The Munduruku Movement Ipereğ Ayũ (MMIA), which in Munduruku translates to “We are strong; We know how to protect ourselves and all We believe in,” is a new autonomous social movement at the forefront to resist the government’s destructive plans for Amazonia and ensure legal guarantees to self-determination and homelands. Also, of interest is the Wakoborûn Indigenous Women’s Association and Movement (WIWM), an organization within MMIA that was formed in 2017 to unite the Munduruku women in the struggle. MMIA and WIWM have been recognized for their efforts to educate and empower a broad segment of the Munduruku people, facilitate organizational cohesion among the tribal communities, and establish alliances with regional, transnational, and global organizations and movements. Despite growing international attention, very little has been written about them beyond the grey literature.

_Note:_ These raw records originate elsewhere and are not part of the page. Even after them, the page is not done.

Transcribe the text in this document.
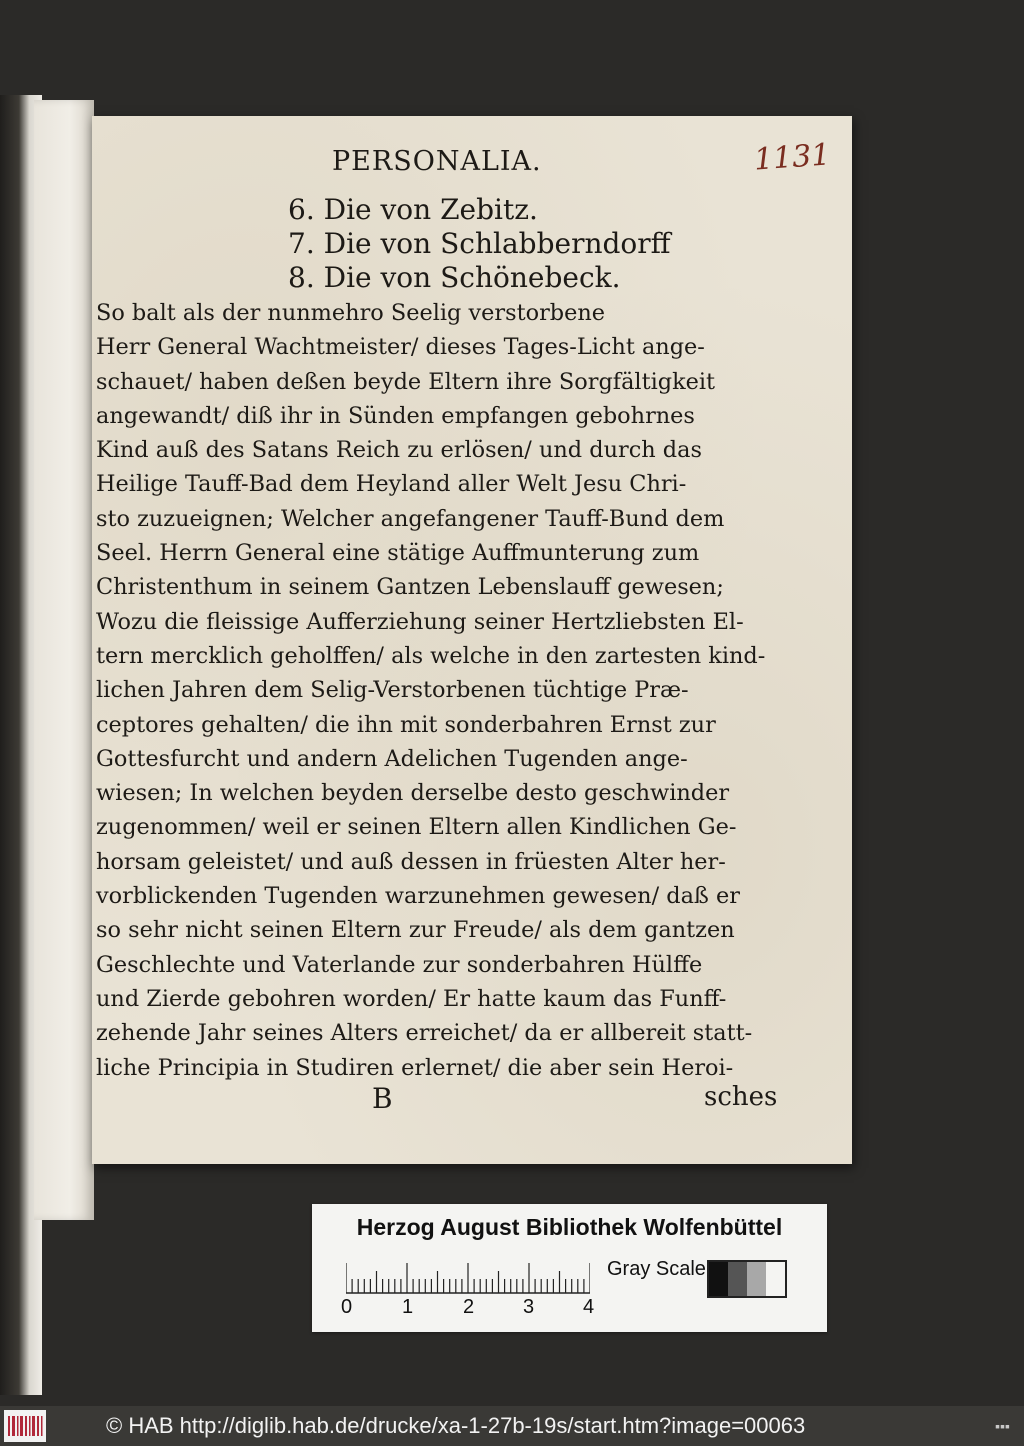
PERSONALIA.	1131
6. Die von Zebitz.
7. Die von Schlabberndorff
8. Die von Schönebeck.
So balt als der nunmehro Seelig verstorbene
Herr General Wachtmeister/ dieses Tages-Licht ange-
schauet/ haben deßen beyde Eltern ihre Sorgfältigkeit
angewandt/ diß ihr in Sünden empfangen gebohrnes
Kind auß des Satans Reich zu erlösen/ und durch das
Heilige Tauff-Bad dem Heyland aller Welt Jesu Chri-
sto zuzueignen; Welcher angefangener Tauff-Bund dem
Seel. Herrn General eine stätige Auffmunterung zum
Christenthum in seinem Gantzen Lebenslauff gewesen;
Wozu die fleissige Aufferziehung seiner Hertzliebsten El-
tern mercklich geholffen/ als welche in den zartesten kind-
lichen Jahren dem Selig-Verstorbenen tüchtige Præ-
ceptores gehalten/ die ihn mit sonderbahren Ernst zur
Gottesfurcht und andern Adelichen Tugenden ange-
wiesen; In welchen beyden derselbe desto geschwinder
zugenommen/ weil er seinen Eltern allen Kindlichen Ge-
horsam geleistet/ und auß dessen in früesten Alter her-
vorblickenden Tugenden warzunehmen gewesen/ daß er
so sehr nicht seinen Eltern zur Freude/ als dem gantzen
Geschlechte und Vaterlande zur sonderbahren Hülffe
und Zierde gebohren worden/ Er hatte kaum das Funff-
zehende Jahr seines Alters erreichet/ da er allbereit statt-
liche Principia in Studiren erlernet/ die aber sein Heroi-
B	sches
Herzog August Bibliothek Wolfenbüttel
0 1 2 3 4
Gray Scale
© HAB http://diglib.hab.de/drucke/xa-1-27b-19s/start.htm?image=00063	▪▪▪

The goal of my research is to fill this gap in the scholarship, providing a fuller account of MMIA and WIWM by employing a decolonizing framework that integrates Feminist and Indigenous Political Ecology with Geographies of Resistance to illuminate MMIA and WIWM’s genesis stories, and explore how their experiences through cycles of contention triggered by Amazonia development pressures define their grievances and shape their organizational structure and strategies for collective action.